Scripting Choosing the right scripting framework and tool can be quite complicated. First you need to identify what you can afford and what you are capable of leveraging. A lot of scripting tools are written in scripting languages like C, Python, JavaScript or Perl. There are some that use their own proprietary languages and then others that use object-oriented languages like Java or C#. Whatever the case, picking the language/framework is often a secondary exercise to picking what you can afford.There are commercial tools like LoadRunner, MSVSTS, SOASTA, Rational and Silk Performer. They are very similar in nature, but offer different features, capabilities and most importantly price points. There are open source projects like JMeter, Grinder, OpenSTA, Multi-Mechanize and Curl-Loader. Remember with open source tools you get what you get and you don’t get upset. Then there are even rich client and browser tools like Browser-Mob, Selenium, SOASTA, LISA and WebPageTest.Whatever you choose, consider what you can afford and what you can support. One last point is to beware of “Record and Playback” tools. I’ve never been a fan of those tools, which the commercial vendors often tout as their differentiator. With “Record and Playback” you lose a lot control. A lot of times you get garbage in your scripts that can cause your scripts to be functionally invalid.

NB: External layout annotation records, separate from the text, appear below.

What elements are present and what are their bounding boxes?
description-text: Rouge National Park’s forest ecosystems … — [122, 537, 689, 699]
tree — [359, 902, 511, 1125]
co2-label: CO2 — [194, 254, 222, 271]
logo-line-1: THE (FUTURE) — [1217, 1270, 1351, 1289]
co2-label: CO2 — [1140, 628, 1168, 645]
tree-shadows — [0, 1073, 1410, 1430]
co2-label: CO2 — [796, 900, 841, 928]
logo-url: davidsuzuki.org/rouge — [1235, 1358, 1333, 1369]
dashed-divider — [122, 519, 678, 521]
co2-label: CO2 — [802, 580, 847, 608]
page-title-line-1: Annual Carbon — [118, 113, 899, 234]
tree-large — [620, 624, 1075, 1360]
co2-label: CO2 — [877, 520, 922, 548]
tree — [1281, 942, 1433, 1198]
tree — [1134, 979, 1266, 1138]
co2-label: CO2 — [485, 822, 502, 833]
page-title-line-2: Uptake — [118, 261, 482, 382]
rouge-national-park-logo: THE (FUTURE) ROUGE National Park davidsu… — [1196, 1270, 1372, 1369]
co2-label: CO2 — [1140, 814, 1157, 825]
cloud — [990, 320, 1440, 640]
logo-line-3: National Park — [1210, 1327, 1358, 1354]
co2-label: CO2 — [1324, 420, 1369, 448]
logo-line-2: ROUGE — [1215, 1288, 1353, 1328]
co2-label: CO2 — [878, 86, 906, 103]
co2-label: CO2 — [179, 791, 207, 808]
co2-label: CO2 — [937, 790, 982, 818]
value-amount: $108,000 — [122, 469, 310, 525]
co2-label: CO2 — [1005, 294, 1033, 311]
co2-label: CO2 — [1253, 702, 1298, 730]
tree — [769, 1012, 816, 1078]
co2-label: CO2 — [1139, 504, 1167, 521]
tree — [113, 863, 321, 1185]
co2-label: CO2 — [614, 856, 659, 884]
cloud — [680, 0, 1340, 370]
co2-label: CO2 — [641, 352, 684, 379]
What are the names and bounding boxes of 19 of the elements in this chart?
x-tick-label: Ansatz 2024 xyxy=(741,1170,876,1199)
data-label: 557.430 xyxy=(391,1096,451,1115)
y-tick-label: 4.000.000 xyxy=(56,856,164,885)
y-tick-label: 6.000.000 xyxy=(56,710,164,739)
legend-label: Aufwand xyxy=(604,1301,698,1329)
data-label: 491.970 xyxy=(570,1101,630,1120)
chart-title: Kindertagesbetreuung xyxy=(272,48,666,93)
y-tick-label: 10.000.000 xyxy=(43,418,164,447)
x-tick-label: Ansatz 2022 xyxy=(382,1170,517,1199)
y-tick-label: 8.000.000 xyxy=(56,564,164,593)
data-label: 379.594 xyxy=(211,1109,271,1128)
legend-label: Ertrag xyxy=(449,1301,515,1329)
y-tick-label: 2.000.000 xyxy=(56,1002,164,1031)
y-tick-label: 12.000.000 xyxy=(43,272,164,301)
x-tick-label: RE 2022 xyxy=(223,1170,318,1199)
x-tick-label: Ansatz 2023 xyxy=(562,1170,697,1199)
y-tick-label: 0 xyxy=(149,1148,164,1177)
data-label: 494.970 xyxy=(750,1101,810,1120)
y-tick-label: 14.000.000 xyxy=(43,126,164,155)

Scenario Planning (Interaction Model) Scenario planning is different then functional scenario definition. Essentially functional scenario definition is about defining what you are going to do and against what data model condition. Scenario planning is about defining when your scenarios will run, how often they will run (frequency), dependencies on other scenarios running, etc…It’s important to see this activity as orchestrating the sequence and order of test or benchmark.
Load Test Definition The load test definition is a critical piece in setting up your actual performance test or experiment. It covers the key attributes of the test such as the workload of users, time of test (duration), some sequencing of scenarios, think time, arrival/departure rates, timeout conditions, etc…Keep in mind that there are many ways to run performance tests. You might choose a soak test, a steady-state (staircase) test, a fixed arrival rate running for a predefined duration. Not only do you define the attributes of the test workload, but you define what’s being measured and instrumented at a particular rate, as well as what systems are sending the load.